Avik Chowdhury by Avik Chowdhury
October 25, 2022
in Market Trends
0
Schlumberger Part 2: Estimates And Relative Valuation

  • Our regression model suggests Schlumberger’s revenue estimate is upward trending in NTM 2023 but may slow down considerably after that
  • EBITDA will also increase in the next couple of years
  • The stock is reasonably valued at the current level

Part 1 of this article discussed Schlumberger’s (SLB) outlook, performance, and financial condition. In this part, we will discuss more.

A regression equation-based model on the relationship among the crude oil price, global rig count, and SLB’s reported revenues for the past seven years and the previous eight-quarters suggests revenues to increase by 16% in the next 12 months (or NTM 2023). However, revenues will decelerate in 2024 and then decline in NTM 2025.
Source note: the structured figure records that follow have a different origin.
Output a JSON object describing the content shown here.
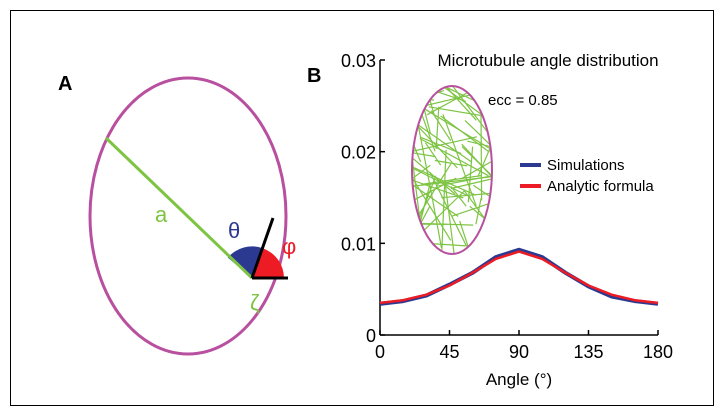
{
  "panel_a": {
    "label": "A",
    "a_label": "a",
    "theta_label": "θ",
    "phi_label": "φ",
    "zeta_label": "ζ",
    "colors": {
      "ellipse": "#b8509f",
      "line": "#7dc443",
      "theta_wedge": "#2b3990",
      "phi_wedge": "#ed1c24",
      "theta_text": "#2b3990",
      "phi_text": "#ed1c24"
    }
  },
  "panel_b": {
    "label": "B",
    "inset_annotation": "ecc = 0.85",
    "colors": {
      "inset_ellipse": "#b8509f",
      "inset_lines": "#7dc443"
    }
  },
  "chart_data": {
    "type": "line",
    "title": "Microtubule angle distribution",
    "xlabel": "Angle (°)",
    "ylabel": "",
    "xlim": [
      0,
      180
    ],
    "ylim": [
      0,
      0.03
    ],
    "xticks": [
      0,
      45,
      90,
      135,
      180
    ],
    "yticks": [
      0,
      0.01,
      0.02,
      0.03
    ],
    "ytick_labels": [
      "0",
      "0.01",
      "0.02",
      "0.03"
    ],
    "legend_position": "center-right",
    "series": [
      {
        "name": "Simulations",
        "color": "#2b3990",
        "x": [
          0,
          15,
          30,
          45,
          60,
          75,
          90,
          105,
          120,
          135,
          150,
          165,
          180
        ],
        "y": [
          0.0034,
          0.0037,
          0.0043,
          0.0055,
          0.0068,
          0.0085,
          0.0093,
          0.0085,
          0.0068,
          0.0053,
          0.0042,
          0.0037,
          0.0034
        ]
      },
      {
        "name": "Analytic formula",
        "color": "#ed1c24",
        "x": [
          0,
          15,
          30,
          45,
          60,
          75,
          90,
          105,
          120,
          135,
          150,
          165,
          180
        ],
        "y": [
          0.0035,
          0.0038,
          0.0044,
          0.0054,
          0.0068,
          0.0083,
          0.0091,
          0.0083,
          0.0068,
          0.0054,
          0.0044,
          0.0038,
          0.0035
        ]
      }
    ]
  }
}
The EBITDA can increase by 31% in NTM 2023 and 10% again in NTM 2024. Based on the average forecast revenues, the model suggests the company’s EBITDA will decrease in NTM 2025.

Target Price And Relative Valuation

Returns potential using SLB’s forward EV/EBITDA multiple (12.2x) is higher (11% upside) than the returns potential using the past average multiple (15% downside). The Wall Street analysts have nearly zero return expectations at this level.

SLB’s forward EV-to-EBITDA multiple contraction versus the current EV/EBITDA is marginally higher than the peers because the company’s EBITDA is expected to increase more sharply than its peers in the next four quarters. This would typically reflect a higher EV/EBITDA multiple compared to the peers. The company’s EV/EBITDA multiple (15.2x) is higher than the peers’ (HAL, BKR, and FTI) average of 11.4x. So, I think the stock is reasonably valued at the current price.

What’s The Take On SLB?

Schlumberger’s management views that the energy demand will stay robust in the near term, while the typical winter seasonality can slightly distort the outlook in North America. In Q4, the SLB’s management expects to see “mid-20s” year-over-year revenue growth, while EBITDA can also expand. To ensure long-term growth, it has started investing handsomely in developing new capabilities in clean energy, including hydrogen and CCUS (carbon capturing).

A global economic slowdown concern and the adverse effects of year-end seasonality can disrupt the energy sector’s growth path. In Q3, the company’s Digital & Integration revenue segment revenues decreased because of higher exploration data transfer fees. Nonetheless, SLB’s free cash flow recovery in Q3 shows its improving health. The cash flow growth trend can continue in Q4. The stock is reasonably valued compared to its peers. Given the current momentum, we think the stock has a positive bias over an extended period.